Quando ela sorriu, a face delicada assumiu uma animação que o fez prender a respiração. Klaus se remexeu incomodamente no sofá. Droga! Tudo naquela mulher o fazia pensar em sexo. Ele se perguntou se ela sorriria assim para ele quando ele dissesse a ela o que queria fazer com ela.

— Ou, posso dispensar a bebida, e você pode me convidar para jantar. — Ele insinuou, um sorriso nos lábios.

Elena encarou-o apreensiva. Já era tarde e ela não saíra para comprar mantimentos naquela semana. A refeição mais nutritiva que poderia lhe oferecer seria um sanduíche de presunto e queijo, e Klaus não parecia ser um homem de apreciar esse tipo de coisa.

O que ele gostaria de comer? Desesperada, tentou se lembrar das refeições que Caroline preparava. Mas a amiga era um desastre total na cozinha, tanto que seus esforços se limitavam a coisas simples, que pudesse preparar sem muito risco e que suprisse apenas a necessidade e não a preferência de alguém.

Elena era diferente da amiga, gostava de cozinhar, era uma excelente cozinheira, sempre fazia algo diferente para as crianças de Caroline comerem quando ela os visitava. Mas agora ela não tinha o necessário para oferecer uma refeição de qualidade, como ela pensava que Klaus merecia. Por fim, virou as palmas para cima, impotente.

— Meus armários não estão vazios, mas falta pouco para isso. Posso convidá-lo para jantar, mas a comida sairá bem tarde, porque terei que ir fazer compras, primeiro.

Sua sinceridade o deleitou e Klaus sorriu, um sorriso genuíno que fez os olhos claros brilharem com intensidade.

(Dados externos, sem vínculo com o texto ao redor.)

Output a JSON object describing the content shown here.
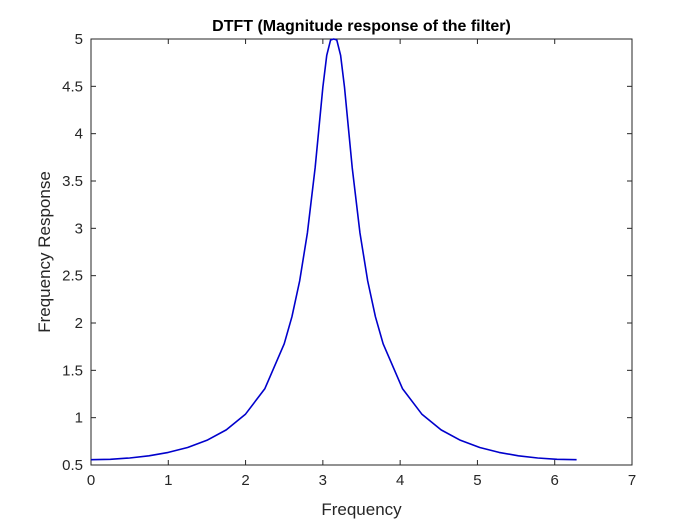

Ele gostou de ela ter sido verdadeira ao invés de arrumar uma desculpa. E Elena prendeu a respiração. Ele era muito bonito, e quando sorria, as covinhas se destacavam em seu rosto, dando um ar inocente e ao mesmo tempo sedutor a ele.

— Não é melhor eu levá-la para jantar, em vez disso? — ofereceu, ele de repente.

Elena se perguntou se ele havia planejado aquilo desde o início. Klaus era um homem que sabia o que queria e ia atrás disso. Ele podia ter planejado tudo, mas a deixou pensar que fora uma ideia espontânea.

— Certo — aceitou ela suavemente. — O que tem em mente?

— Carne, alguma refeição com carne. Eu não almocei, não quis parar na estrada enquanto vinha para cá. — Confessou.

Elena assentiu e considerando que ele viera de tão longe para lhe pedir desculpas, pediu que ele aguardasse, enquanto ela subia até seu quarto para se trocar.